Consider:
<div><a href="http://anirudhagupta.blogspot.com/">Anirudha Web blog</a></div>
What is the regular expression to get http://anirudhagupta.blogspot.com/
from the following?
<div><a href="http://anirudhagupta.blogspot.com/">Anirudha Web blog</a></div>
If you suggest something in C# that's good. I also like jQuery to do this.
Quick and dirty:
href="(.*?)"
Ok, let's go with another regex for parsing URLs. This comes from RFC 2396 - URI Generic Syntax: Parsing a URI Reference with a Regular Expression
^(([^:/?#]+):)?(//([^/?#]*))?([^?#]*)(\?([^#]*))?(#(.*))?
Of course, you can have relative URL address into your HTML code, you'll need to address them in another way; I can recommend you to use C# Uri Constructor (Uri, String)
.
If you want to use jQuery you can do the following.
$('a').attr('href')
The simplest way to do this is using the following regular expression.
/href="([^"]+)"/
This will get all characters from the first quote until it finds a character that is a quote. This is, in most languages, the fastest way to get a quoted string, that can't itself contain quotes. Quotes should be encoded when used in attributes.
UPDATE: A complete Perl program for parsing URLs would look like this:
use 5.010;
while (<>) {
push @matches, m/href="([^"]+)"/gi;
push @matches, m/href='([^']+)'/gi;
push @matches, m/href=([^"'][^>\s]*)[>\s]+/gi;
say for @matches;
}
It reads from stdin and prints all URLs. It takes care of the three possible quotes. Use it with curl
to find all the URLs in a webpage:
curl url | perl urls.pl
The right way to do this is to load the HTML into the C# XML parser and then use XPath to query the URLs.
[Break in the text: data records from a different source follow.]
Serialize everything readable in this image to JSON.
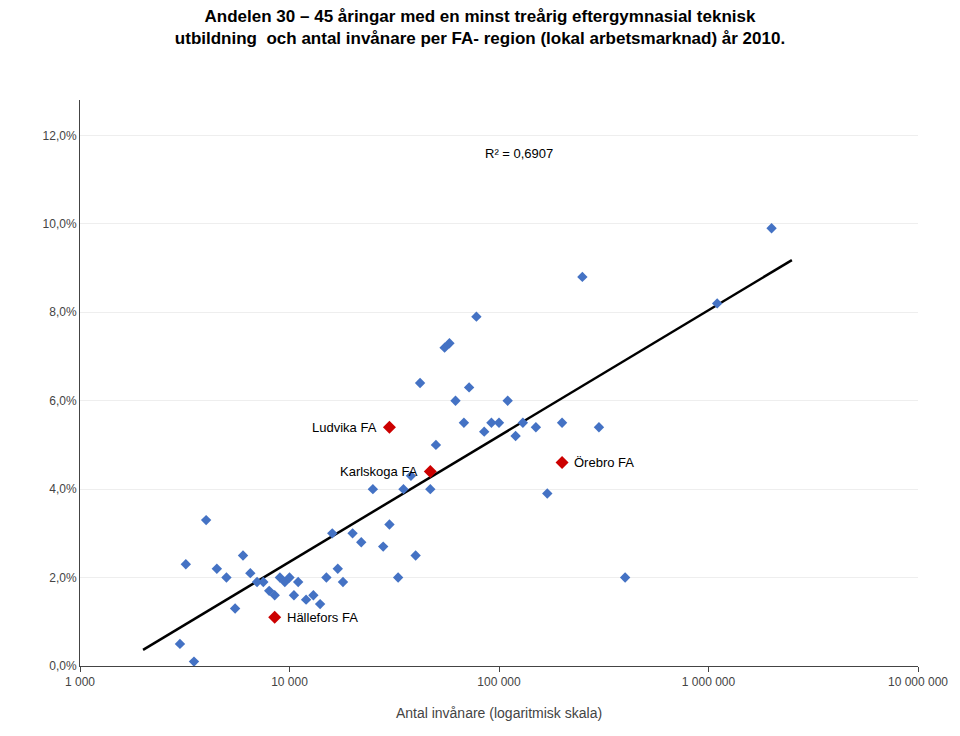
{
  "chart_data": {
    "type": "scatter",
    "title": "Andelen 30 – 45 åringar med en minst treårig eftergymnasial teknisk\nutbildning  och antal invånare per FA- region (lokal arbetsmarknad) år 2010.",
    "x_label": "Antal invånare (logaritmisk skala)",
    "log": "x",
    "grid": "y",
    "xlim": [
      1000,
      10000000
    ],
    "xticks": [
      {
        "value": 1000,
        "label": "1 000"
      },
      {
        "value": 10000,
        "label": "10 000"
      },
      {
        "value": 100000,
        "label": "100 000"
      },
      {
        "value": 1000000,
        "label": "1 000 000"
      },
      {
        "value": 10000000,
        "label": "10 000 000"
      }
    ],
    "ylim": [
      0.0,
      0.128
    ],
    "yticks": [
      {
        "value": 0.0,
        "label": "0,0%"
      },
      {
        "value": 0.02,
        "label": "2,0%"
      },
      {
        "value": 0.04,
        "label": "4,0%"
      },
      {
        "value": 0.06,
        "label": "6,0%"
      },
      {
        "value": 0.08,
        "label": "8,0%"
      },
      {
        "value": 0.1,
        "label": "10,0%"
      },
      {
        "value": 0.12,
        "label": "12,0%"
      }
    ],
    "series": [
      {
        "type": "scatter",
        "color": "#4472C4",
        "marker": "diamond",
        "x": [
          3000,
          3200,
          3500,
          4000,
          4500,
          5000,
          5500,
          6000,
          6500,
          7000,
          7500,
          8000,
          8500,
          9000,
          9500,
          10000,
          10500,
          11000,
          12000,
          13000,
          14000,
          15000,
          16000,
          17000,
          18000,
          20000,
          22000,
          25000,
          28000,
          30000,
          33000,
          35000,
          38000,
          40000,
          42000,
          47000,
          50000,
          55000,
          58000,
          62000,
          68000,
          72000,
          78000,
          85000,
          92000,
          100000,
          110000,
          120000,
          130000,
          150000,
          170000,
          200000,
          250000,
          300000,
          400000,
          1100000,
          2000000
        ],
        "values": [
          0.005,
          0.023,
          0.001,
          0.033,
          0.022,
          0.02,
          0.013,
          0.025,
          0.021,
          0.019,
          0.019,
          0.017,
          0.016,
          0.02,
          0.019,
          0.02,
          0.016,
          0.019,
          0.015,
          0.016,
          0.014,
          0.02,
          0.03,
          0.022,
          0.019,
          0.03,
          0.028,
          0.04,
          0.027,
          0.032,
          0.02,
          0.04,
          0.043,
          0.025,
          0.064,
          0.04,
          0.05,
          0.072,
          0.073,
          0.06,
          0.055,
          0.063,
          0.079,
          0.053,
          0.055,
          0.055,
          0.06,
          0.052,
          0.055,
          0.054,
          0.039,
          0.055,
          0.088,
          0.054,
          0.02,
          0.082,
          0.099
        ]
      },
      {
        "type": "scatter",
        "color": "#CC0000",
        "marker": "diamond",
        "x": [
          30000,
          47000,
          8500,
          200000
        ],
        "values": [
          0.054,
          0.044,
          0.011,
          0.046
        ]
      },
      {
        "type": "line",
        "color": "#000000",
        "line_style": "solid",
        "x": [
          2000,
          2500000
        ],
        "values": [
          0.00365,
          0.09179
        ]
      }
    ],
    "annotations": [
      {
        "x": 30000,
        "y": 0.054,
        "text": "Ludvika FA",
        "align": "right"
      },
      {
        "x": 47000,
        "y": 0.044,
        "text": "Karlskoga FA",
        "align": "right"
      },
      {
        "x": 8500,
        "y": 0.011,
        "text": "Hällefors FA",
        "align": "left"
      },
      {
        "x": 200000,
        "y": 0.046,
        "text": "Örebro FA",
        "align": "left"
      },
      {
        "x": 75000,
        "y": 0.116,
        "text": "R² = 0,6907",
        "align": "left"
      }
    ]
  }
}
This way you don't have to worry about parsing at all.
You don't need a complicated regular expression or HTML parser, since you only want to extract links. Here's a generic way to do it.
data="""
<html>
abcd ef ....
blah blah <div><a href="http://anirudhagupta.blogspot.com/">Anirudha Web blog</a></div>
blah ...
<div><a href="http://mike.blogspot.com/">Mike's Web blog
</a></div>
end...
</html>
"""
for item in data.split("</a>"):
if "<a href" in item:
start_of_href = item.index("<a href") # get where <a href=" is
print item[start_of_href+len('<a href="'):] # print substring from <a href onwards.
The above is Python code, but the idea behind you can adapt in your C# language. Split your HTML string using "</a>"
as delimiter. Go through each split field, check for "href"
, then get the substr after "href"
. That will be your links.